Liu 367 #235

awicenec · 2023-07-05T12:49:27Z

Thus PR covers the full application of named ports for application components, rather than just Pyfunc components. It is now possible to connect any component with a port having the same name as one of the application arguments or component parameters and the engine will connect the value with the input or output. The component will still need to read or write. The best example is the updated version of dlg.apps.simple.SleepApp. There is now also a test related to that, based on a new example graph. In addition also the HelloWorld_Universe graph has been updated to run without the addition of the example components and has also been added to the tests, because there was no test for the gather component at all and the gather component broke with the first version of this update. We now have a few simple functions in dlg.apps.simple_functions, which are mostly used for testing, but are also useful to show how things are being done when using functions.
An InputFiredAppDROP will now first run it's internal _run() method and then execute the run() method provided by the App component implementation. The checking and population of the named ports is in that _run() method and thus applies to any component derived from the BarrierAppDROP(InputFiredAppDROP).

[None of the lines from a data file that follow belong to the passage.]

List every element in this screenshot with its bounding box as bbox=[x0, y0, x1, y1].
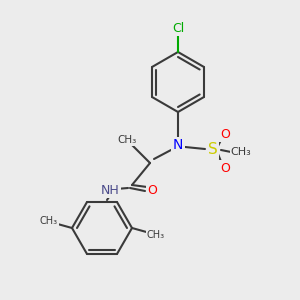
Text: O: O bbox=[220, 161, 230, 175]
Text: O: O bbox=[147, 184, 157, 196]
Text: CH₃: CH₃ bbox=[40, 216, 58, 226]
Text: CH₃: CH₃ bbox=[117, 135, 136, 145]
Text: Cl: Cl bbox=[172, 22, 184, 34]
Text: CH₃: CH₃ bbox=[231, 147, 251, 157]
Text: NH: NH bbox=[100, 184, 119, 196]
Text: N: N bbox=[173, 138, 183, 152]
Text: CH₃: CH₃ bbox=[147, 230, 165, 240]
Text: S: S bbox=[208, 142, 218, 158]
Text: O: O bbox=[220, 128, 230, 140]
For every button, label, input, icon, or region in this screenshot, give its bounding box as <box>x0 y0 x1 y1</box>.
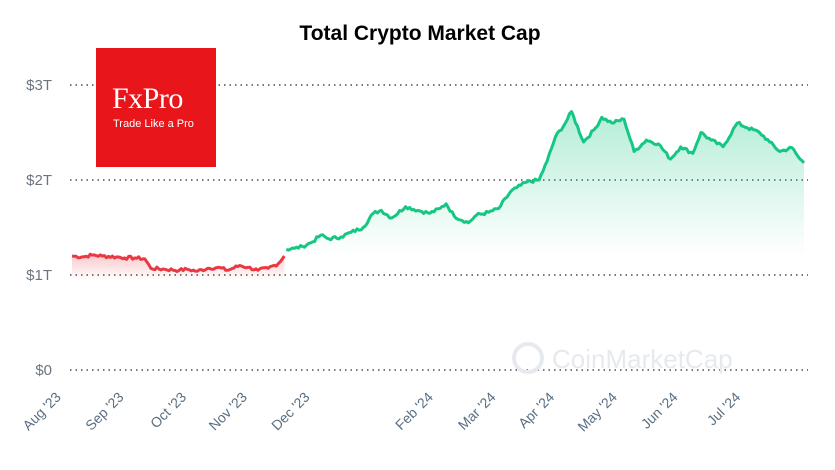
chart-title: Total Crypto Market Cap <box>299 22 541 45</box>
series-lines <box>71 110 806 273</box>
series-1-area <box>286 111 804 256</box>
grid <box>70 84 808 371</box>
coinmarketcap-logo-icon <box>512 342 544 374</box>
series-1-line <box>285 110 806 252</box>
x-tick-label: Sep '23 <box>82 389 127 434</box>
logo-word: FxPro <box>112 82 183 115</box>
fxpro-logo: FxPro Trade Like a Pro <box>96 48 216 167</box>
y-tick-label: $1T <box>26 267 52 284</box>
y-tick-label: $0 <box>35 362 52 379</box>
x-tick-label: Aug '23 <box>19 389 64 434</box>
y-axis: $0 $1T $2T $3T <box>26 77 52 379</box>
x-tick-label: Apr '24 <box>515 389 558 432</box>
x-tick-label: Nov '23 <box>205 389 250 434</box>
watermark-text: CoinMarketCap <box>552 344 733 374</box>
x-tick-label: May '24 <box>574 389 620 435</box>
x-tick-label: Mar '24 <box>455 389 499 433</box>
watermark: CoinMarketCap <box>512 342 733 374</box>
x-tick-label: Feb '24 <box>392 389 436 433</box>
x-tick-label: Oct '23 <box>147 389 190 432</box>
logo-tagline: Trade Like a Pro <box>113 118 194 130</box>
x-tick-label: Jun '24 <box>638 389 681 432</box>
y-tick-label: $2T <box>26 172 52 189</box>
x-tick-label: Dec '23 <box>268 389 313 434</box>
x-tick-label: Jul '24 <box>704 389 744 429</box>
series-0-line <box>71 252 286 273</box>
area-fills <box>72 111 804 280</box>
y-tick-label: $3T <box>26 77 52 94</box>
series-0-area <box>72 254 285 280</box>
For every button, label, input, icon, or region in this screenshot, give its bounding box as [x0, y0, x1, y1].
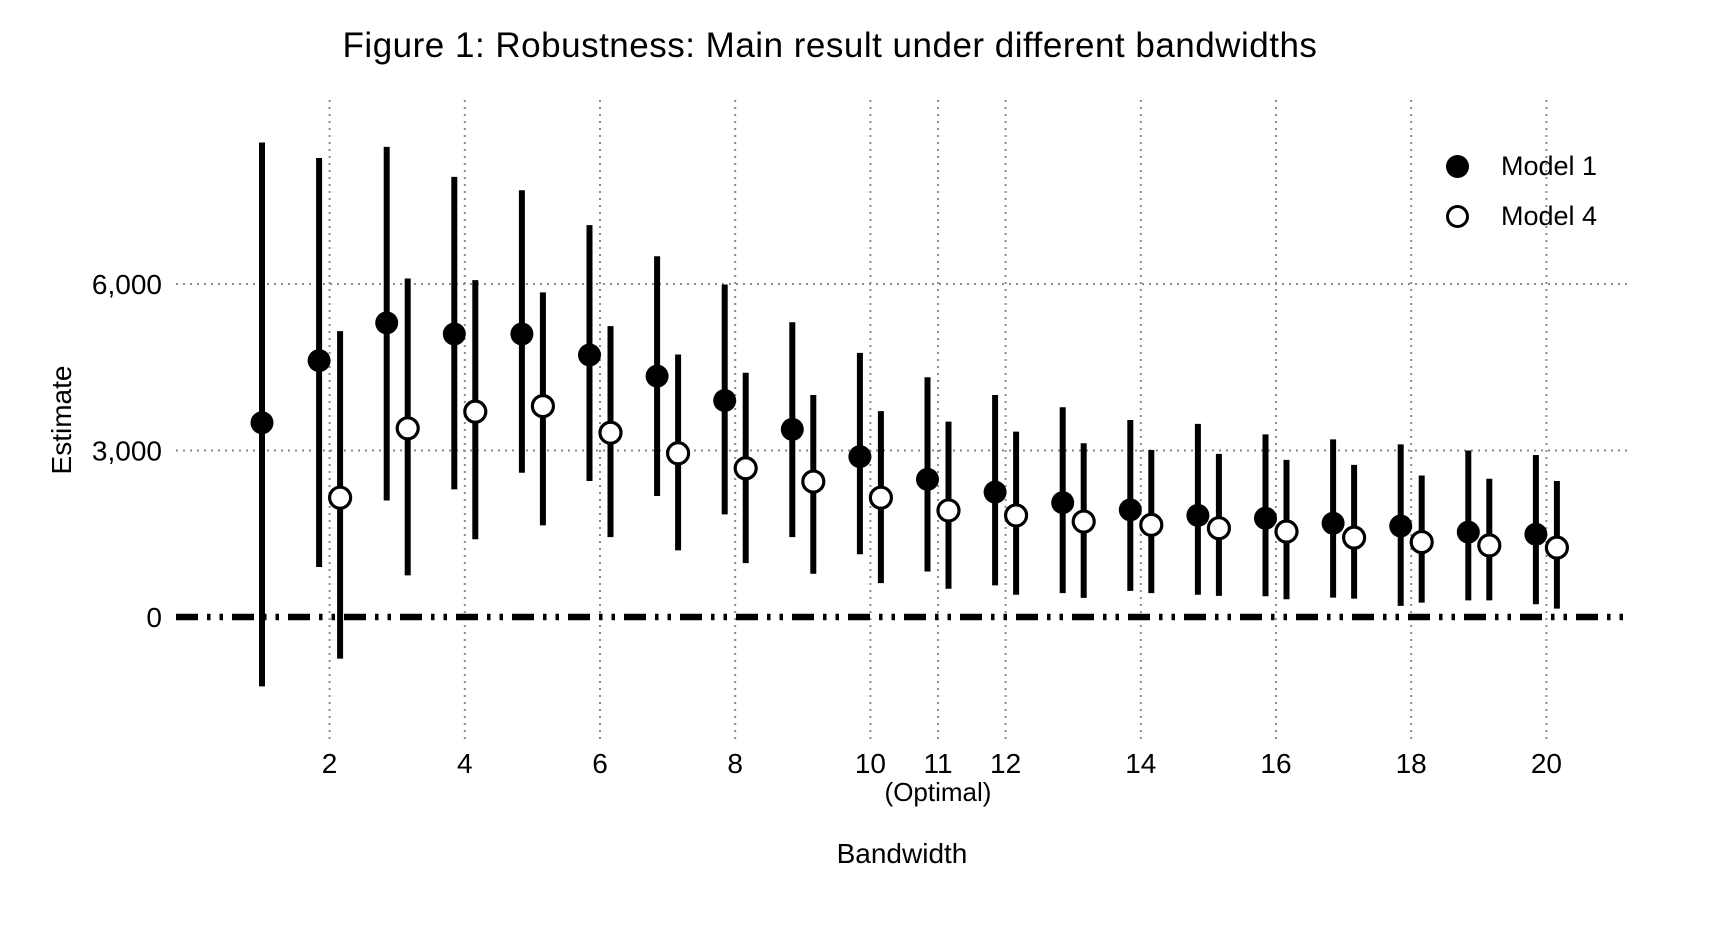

Signed-off-by: Rodrigo Tobar <rtobar@icrar.org>

Calling random.randint(1e6) is deprecated, as 1e6 is a float, not an integer. Likewise, threading.Event.isSet is deprecated in favour of is_set, which we were using in most places anyway. Signed-off-by: Rodrigo Tobar <rtobar@icrar.org>

There is no need to re-compile these regular expressions each time we create a drop, so this should save us some memory and CPU. Signed-off-by: Rodrigo Tobar <rtobar@icrar.org>

This object is a simple dataclass that holds the information that DropProxy objects need to perform their duties. This is the *static* information -- the DropProxy still requires a RPCClient to actually interact with a remote RPC server. This little utility class encapsulates some of the behavior that was previously found in the dynlib module, where we setup proxies for newly-created processes. While this isn't a great change in itself, it prepares the codebase for a much bigger change: the introduction of subprocesses for the effective execution of drop apps. Signed-off-by: Rodrigo Tobar <rtobar@icrar.org>

Drops stored a reference to the session that contained them in the _dlg_session attribute. This attribute was then later used to extract the ID of such session via *its* sessionID attribute. The existence of this ID is then seen in a number of places across the code, causing a number of effects (setting environment variables, logging the session ID, etc). A closer inspection to the code revealed that the sessionID attribute was the only attribute ever read from the drop._dlg_session attribute. Thus, storing the full session object is unnecessary. While during normal usage this doesn't matter much, there is a negative effect on serialisation of drops, which cannot be achieved because the Session object bound to one of its attributes isn't serialisable (it holds not only a lock, but also a reference to the Node Manager, which contains open file descriptors, thread pools, and more). This commit removes the internal _dlg_session attribute from the AbstractDROP class, and replaces it with a _dlg_session_id. To make things easier overall we default its value to an empty string, both when the drops are created directly (e.g., MyDrop()) and when they are constructed from the graph_loader module. Signed-off-by: Rodrigo Tobar <rtobar@icrar.org>

Similarly to how each drop doesn't need full access to its session, but only needs to know about the session ID, full access to the RPC server hosting the drop isn't necessary either, only its endpoint. The latter is used to create drop proxies on newly spawned processes running app drops so they can contact their inputs/outputs. This is currently needed by the dynlib module, which does such spawning, but we want to move to a multiprocessing world where most (if not all) app drops execute in separate processes. This commit removes the _rpc_server attribute injected by the Session object into each drop, and referencing the full NodeManager, and replaces it with a simpler _rpc_endpoint that simply contains the (host,port) tuple needed to contact the RPC server. Signed-off-by: Rodrigo Tobar <rtobar@icrar.org>

… missing dropclass param. Minor changes.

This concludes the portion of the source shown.